One study showed that patients who used opioids to treat their chronic pain decreased their prescription usage by 64 percent after adding cannabis to their treatment routine. The same study also reported general quality of life improvements in these patients, including a decrease in side effects.
Physicians can start patients off right away with both morphine and cannabis, or introduce marijuana to a patient’s treatment plan after using opioids for a while. If a patient is currently using opioids, physicians tend to recommend caution when adding cannabis to their treatment plan.

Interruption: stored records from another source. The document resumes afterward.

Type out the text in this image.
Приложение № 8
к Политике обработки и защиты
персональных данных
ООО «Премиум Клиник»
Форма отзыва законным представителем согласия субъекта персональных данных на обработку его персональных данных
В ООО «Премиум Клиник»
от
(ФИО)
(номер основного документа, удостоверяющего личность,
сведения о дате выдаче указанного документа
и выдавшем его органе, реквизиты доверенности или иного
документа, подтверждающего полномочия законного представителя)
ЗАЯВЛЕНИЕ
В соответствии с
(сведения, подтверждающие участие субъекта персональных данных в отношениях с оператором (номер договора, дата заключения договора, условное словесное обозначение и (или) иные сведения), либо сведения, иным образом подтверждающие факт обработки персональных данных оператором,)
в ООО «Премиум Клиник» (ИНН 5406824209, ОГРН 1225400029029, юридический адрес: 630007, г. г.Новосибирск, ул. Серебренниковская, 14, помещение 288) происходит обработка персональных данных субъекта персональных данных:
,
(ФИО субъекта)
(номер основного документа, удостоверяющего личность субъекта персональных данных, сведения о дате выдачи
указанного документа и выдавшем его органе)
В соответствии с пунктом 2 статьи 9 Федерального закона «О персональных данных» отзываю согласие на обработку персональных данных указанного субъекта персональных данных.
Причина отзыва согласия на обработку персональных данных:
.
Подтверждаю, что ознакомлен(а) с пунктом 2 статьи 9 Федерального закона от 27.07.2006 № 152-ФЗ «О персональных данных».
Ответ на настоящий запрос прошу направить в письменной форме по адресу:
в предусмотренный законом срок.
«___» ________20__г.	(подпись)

Patients should not attempt to combine these two drugs on their own and should only do so under the careful guidance of a medical professional, which helps mitigate side effects and prevent accidental overdoses. Most doctors recommend weaning off opioids before introducing marijuana, but marijuana can be introduced earlier to minimize the effects of opioid withdrawal.
The Future of Medical Marijuana vs. Morphine
With the opioid epidemic continuing to pose a problem, finding and developing alternatives must become a priority. Even though it’s a viable solution, marijuana is currently in the very early stages of its medical use, which poses many challenges for physicians and patients wanting to use it in their treatment plans. If you’re interested in adding medical marijuana to your treatment plan, it’s best to work with a trusted doctor who is up to date on the latest medical marijuana research.